I have done several WF4 projects so lets see if I can add any useful info to the other answers.

From the description of your business problem it sounds like WF4 is a good match, so no problems there.

Regarding your concerns you are right. Basically WF4 is a new product and is lacking some important features and has some rough edges. There is a learning curve, you do have to do some things differently. The main point is long running and serialization, which is something the average developer is not used to and requires some thought to get right as I hear far too often that people have problems serializing an entities framework data context.

Most of the time using workflow services hosted in IIS/WAS is the best route when doing these long running type of workflows. That makes solving the versioning problem not to hard either, just have the first message return the workflow version and make that a part of each subsequent message. Next put the WCF router in between that routes the message to the correct endpoint based on the version. The basic is never to change an existing workflow, always create a new one.

So what is my advise to you? Don't take a big gamble on a unknown, and for you unproven, piece of technology. Do a small, non critical, piece of the application using WF4. That way if it works you can expand on it but if it fails you can rip it out and replace it with more traditional .NET code. That way you get real experience with WF4 instead of having to base a decision on second hand information and you learn a new and powerful technology in the process. If possible take a course on WF4 as that will save you a lot of time in getting up to speed (shameless self plug here).

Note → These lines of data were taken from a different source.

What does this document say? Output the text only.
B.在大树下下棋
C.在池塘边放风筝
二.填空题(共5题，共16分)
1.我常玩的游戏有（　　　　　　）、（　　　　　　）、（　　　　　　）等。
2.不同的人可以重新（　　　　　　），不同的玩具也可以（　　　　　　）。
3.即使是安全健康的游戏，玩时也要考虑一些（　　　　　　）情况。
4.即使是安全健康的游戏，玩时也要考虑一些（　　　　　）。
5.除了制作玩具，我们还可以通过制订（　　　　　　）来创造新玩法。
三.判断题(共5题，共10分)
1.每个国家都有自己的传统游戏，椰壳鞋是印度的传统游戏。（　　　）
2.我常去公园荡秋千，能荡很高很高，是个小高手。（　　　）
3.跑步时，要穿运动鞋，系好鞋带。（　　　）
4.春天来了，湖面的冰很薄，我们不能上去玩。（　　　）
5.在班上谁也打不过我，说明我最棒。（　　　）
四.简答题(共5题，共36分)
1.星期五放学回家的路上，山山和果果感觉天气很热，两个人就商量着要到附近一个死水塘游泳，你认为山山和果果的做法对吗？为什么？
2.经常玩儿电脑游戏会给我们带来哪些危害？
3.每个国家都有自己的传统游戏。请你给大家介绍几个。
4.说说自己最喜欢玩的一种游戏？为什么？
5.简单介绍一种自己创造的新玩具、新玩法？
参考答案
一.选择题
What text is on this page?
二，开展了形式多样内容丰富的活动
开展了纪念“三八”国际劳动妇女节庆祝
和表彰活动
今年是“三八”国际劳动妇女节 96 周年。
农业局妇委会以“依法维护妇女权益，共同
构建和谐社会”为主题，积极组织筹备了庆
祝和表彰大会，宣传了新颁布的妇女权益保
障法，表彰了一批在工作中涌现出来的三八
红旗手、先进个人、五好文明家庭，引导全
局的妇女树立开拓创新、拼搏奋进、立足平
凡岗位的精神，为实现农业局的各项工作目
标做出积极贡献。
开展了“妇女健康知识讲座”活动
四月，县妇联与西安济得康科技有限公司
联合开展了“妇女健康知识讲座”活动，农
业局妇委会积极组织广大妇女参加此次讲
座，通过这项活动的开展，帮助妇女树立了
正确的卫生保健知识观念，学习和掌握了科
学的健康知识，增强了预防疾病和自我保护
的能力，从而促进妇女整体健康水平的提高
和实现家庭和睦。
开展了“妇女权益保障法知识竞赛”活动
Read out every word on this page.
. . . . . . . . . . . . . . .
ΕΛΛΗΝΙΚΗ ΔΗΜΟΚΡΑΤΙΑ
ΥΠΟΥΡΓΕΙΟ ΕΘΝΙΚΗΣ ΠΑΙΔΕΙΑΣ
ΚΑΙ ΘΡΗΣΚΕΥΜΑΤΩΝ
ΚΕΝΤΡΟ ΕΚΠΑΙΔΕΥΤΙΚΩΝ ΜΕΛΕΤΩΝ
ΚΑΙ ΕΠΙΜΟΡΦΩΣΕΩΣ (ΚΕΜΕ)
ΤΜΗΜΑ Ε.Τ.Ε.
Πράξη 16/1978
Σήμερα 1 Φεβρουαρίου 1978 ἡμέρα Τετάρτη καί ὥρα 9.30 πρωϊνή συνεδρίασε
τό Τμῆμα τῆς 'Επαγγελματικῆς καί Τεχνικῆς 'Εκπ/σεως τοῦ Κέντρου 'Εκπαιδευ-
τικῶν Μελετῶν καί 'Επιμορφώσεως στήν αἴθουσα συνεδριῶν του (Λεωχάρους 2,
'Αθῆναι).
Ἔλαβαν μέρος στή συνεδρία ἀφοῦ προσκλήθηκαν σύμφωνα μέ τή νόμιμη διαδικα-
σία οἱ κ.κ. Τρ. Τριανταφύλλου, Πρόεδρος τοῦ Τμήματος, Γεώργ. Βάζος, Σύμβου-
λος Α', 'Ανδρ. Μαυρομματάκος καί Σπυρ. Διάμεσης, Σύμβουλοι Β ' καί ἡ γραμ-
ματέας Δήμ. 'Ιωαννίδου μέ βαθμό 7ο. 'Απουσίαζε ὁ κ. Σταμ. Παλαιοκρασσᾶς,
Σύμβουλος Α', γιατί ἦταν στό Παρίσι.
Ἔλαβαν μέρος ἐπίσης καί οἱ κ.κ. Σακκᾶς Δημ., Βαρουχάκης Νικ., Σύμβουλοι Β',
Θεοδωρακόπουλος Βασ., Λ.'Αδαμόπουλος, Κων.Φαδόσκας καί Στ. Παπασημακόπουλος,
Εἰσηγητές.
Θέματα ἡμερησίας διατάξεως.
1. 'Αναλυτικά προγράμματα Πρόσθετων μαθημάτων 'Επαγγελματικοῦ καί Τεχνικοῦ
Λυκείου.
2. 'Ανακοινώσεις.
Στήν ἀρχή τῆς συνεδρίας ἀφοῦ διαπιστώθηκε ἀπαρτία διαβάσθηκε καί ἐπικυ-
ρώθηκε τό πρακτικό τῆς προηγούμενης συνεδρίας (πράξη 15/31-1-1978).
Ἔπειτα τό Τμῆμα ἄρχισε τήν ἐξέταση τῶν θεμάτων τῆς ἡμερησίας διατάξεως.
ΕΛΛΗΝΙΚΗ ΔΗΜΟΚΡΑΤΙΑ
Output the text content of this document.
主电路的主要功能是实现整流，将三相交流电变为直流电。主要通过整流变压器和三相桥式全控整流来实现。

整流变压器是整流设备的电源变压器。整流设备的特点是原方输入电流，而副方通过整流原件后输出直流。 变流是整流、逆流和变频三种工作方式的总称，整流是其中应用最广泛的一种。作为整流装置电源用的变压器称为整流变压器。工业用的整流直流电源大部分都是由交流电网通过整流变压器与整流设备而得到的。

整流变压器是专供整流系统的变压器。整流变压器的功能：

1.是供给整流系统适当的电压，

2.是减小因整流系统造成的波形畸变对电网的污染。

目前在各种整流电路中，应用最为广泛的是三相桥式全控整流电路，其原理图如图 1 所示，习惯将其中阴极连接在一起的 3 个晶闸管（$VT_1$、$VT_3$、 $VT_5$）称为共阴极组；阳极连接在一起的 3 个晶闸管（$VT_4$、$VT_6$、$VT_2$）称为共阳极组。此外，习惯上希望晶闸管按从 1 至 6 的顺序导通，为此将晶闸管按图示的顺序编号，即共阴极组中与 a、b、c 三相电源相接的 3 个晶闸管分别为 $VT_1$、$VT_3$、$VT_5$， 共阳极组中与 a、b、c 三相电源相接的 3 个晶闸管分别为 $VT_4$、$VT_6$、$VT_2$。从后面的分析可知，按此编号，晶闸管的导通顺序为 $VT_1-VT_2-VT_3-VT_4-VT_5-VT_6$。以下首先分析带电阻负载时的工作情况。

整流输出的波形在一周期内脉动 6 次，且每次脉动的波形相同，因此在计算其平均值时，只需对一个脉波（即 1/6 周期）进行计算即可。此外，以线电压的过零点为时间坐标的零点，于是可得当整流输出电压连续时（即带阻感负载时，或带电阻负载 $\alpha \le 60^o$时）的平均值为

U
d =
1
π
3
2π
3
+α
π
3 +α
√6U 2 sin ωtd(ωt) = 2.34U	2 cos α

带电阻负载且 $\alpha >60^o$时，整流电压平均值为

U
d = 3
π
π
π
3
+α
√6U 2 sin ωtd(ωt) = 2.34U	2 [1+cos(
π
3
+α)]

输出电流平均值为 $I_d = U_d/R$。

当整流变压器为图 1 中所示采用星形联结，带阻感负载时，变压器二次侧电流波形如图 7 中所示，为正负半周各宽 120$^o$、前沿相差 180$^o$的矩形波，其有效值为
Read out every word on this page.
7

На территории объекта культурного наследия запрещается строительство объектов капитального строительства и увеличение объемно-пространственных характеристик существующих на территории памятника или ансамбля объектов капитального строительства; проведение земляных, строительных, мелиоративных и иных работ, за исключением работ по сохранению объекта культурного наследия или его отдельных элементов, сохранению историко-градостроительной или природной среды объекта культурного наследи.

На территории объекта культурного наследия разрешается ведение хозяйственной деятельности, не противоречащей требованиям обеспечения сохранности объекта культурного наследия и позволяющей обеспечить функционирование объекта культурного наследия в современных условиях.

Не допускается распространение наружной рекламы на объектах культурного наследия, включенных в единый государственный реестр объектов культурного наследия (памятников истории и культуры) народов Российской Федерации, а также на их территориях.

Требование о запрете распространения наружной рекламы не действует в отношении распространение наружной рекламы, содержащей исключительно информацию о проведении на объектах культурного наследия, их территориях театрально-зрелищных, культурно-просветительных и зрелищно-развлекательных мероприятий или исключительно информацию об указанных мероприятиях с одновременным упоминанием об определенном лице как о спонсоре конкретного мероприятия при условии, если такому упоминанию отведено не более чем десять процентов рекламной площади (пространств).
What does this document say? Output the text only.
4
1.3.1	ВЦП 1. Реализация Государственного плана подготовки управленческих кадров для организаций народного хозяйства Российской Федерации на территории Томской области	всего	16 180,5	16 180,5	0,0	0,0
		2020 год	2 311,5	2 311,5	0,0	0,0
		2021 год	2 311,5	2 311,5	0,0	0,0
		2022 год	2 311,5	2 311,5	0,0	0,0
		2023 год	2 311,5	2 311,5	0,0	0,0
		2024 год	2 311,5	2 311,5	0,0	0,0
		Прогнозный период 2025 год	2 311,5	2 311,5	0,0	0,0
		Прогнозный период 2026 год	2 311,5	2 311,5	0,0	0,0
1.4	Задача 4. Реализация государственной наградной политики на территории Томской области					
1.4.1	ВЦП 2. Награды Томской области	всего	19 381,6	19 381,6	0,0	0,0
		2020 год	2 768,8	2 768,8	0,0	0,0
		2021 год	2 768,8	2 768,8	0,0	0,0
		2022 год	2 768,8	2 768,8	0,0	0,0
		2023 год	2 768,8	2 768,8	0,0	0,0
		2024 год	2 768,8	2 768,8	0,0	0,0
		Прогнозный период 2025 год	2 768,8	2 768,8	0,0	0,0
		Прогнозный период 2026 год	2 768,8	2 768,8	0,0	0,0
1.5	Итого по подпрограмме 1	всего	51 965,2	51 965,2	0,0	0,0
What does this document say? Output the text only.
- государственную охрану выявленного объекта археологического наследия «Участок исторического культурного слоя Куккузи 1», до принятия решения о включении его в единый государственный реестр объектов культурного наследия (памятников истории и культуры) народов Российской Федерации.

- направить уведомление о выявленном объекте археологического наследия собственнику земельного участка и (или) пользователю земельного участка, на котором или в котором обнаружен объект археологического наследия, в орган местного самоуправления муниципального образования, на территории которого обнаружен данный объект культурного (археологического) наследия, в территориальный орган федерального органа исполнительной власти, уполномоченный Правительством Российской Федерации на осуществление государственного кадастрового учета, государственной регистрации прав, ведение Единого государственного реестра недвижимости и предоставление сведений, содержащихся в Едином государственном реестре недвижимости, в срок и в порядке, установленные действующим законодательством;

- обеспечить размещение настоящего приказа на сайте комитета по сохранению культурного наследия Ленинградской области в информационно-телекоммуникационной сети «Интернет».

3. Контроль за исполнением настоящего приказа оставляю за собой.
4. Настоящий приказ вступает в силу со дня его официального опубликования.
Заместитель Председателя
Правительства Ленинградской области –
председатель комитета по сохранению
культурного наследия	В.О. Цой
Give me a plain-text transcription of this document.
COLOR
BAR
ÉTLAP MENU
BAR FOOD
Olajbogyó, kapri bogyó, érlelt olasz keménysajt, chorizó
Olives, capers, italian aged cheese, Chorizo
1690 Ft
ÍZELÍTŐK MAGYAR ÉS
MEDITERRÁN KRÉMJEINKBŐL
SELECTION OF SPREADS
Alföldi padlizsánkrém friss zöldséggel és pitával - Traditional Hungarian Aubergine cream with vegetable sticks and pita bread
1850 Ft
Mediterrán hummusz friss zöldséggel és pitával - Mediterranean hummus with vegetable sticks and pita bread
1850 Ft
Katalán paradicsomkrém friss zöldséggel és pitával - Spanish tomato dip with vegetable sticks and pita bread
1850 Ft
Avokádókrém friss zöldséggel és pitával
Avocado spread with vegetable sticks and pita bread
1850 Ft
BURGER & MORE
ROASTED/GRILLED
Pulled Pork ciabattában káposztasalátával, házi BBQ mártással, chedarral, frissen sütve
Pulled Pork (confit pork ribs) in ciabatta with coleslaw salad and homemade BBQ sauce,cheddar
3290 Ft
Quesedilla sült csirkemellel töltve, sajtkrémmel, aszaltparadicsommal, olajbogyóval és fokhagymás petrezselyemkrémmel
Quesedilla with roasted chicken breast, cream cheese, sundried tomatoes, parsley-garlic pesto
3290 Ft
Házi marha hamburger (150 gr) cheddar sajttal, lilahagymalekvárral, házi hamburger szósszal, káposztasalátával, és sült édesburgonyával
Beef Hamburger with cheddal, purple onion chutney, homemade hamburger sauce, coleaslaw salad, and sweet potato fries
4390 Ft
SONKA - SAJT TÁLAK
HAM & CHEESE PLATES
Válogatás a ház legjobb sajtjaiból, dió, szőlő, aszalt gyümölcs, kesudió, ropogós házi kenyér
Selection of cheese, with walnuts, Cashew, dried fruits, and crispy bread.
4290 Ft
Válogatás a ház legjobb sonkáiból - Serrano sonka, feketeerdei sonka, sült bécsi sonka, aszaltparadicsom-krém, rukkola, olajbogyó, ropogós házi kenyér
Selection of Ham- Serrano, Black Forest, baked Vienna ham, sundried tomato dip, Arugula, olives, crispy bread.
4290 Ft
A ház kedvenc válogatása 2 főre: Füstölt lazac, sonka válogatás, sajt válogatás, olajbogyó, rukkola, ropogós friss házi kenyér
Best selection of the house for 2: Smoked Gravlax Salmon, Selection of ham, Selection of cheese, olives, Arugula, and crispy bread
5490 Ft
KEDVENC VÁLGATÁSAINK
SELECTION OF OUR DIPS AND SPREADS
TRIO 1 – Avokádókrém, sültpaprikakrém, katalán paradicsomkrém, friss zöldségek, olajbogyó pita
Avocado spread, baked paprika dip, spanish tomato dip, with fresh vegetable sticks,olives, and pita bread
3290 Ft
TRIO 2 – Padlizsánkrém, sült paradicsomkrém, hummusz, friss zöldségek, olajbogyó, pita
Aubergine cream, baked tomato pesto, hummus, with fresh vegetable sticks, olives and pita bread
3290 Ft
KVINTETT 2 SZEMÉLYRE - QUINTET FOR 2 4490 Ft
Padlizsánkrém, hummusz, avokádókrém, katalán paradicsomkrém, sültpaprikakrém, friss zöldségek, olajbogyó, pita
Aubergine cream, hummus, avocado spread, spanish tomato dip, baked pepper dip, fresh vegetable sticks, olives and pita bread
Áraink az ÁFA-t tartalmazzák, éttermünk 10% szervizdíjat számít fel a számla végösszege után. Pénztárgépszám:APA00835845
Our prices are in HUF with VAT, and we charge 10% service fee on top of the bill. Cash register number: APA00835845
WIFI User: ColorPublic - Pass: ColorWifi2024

About the Simple State Machine. I have not used it but I was under the impression it was for short running, in memory, state machines. One of the main benefits of WF4 is the long running aspects.

Solution 2:

I have come to this dilemma couple of times and I had chosen not to use Work Flow foundation. Some of considerations (similar to yours) were

  1. Involved work flows were lot simpler (a combination of state machine and sequential actions) and doing it in WF seems to overkill for efforts involved.
  2. Learning curve for developers to understand and to use WF effectively was considered high. Status transition table describing valid transitions and actions to be taken are used for additional flexibility and developers were comfortable with it, easily understanding the concept and purpose.
  3. Chances of business process changes were slim and rudimentary changes were easily possible with help of transition table. A change in transition would mean a database script while change in actions would result in new release/patch. However, probability of such occurrence was deemed to be low.

Looking back after 13-14 months, I still think that decision of not using WF was correct. IMO, WF makes sense where there is strong likely hood that work flow can change and/or business rules can change. WF allows to isolate workflow in separate file and so making it configurable by users will be simpler.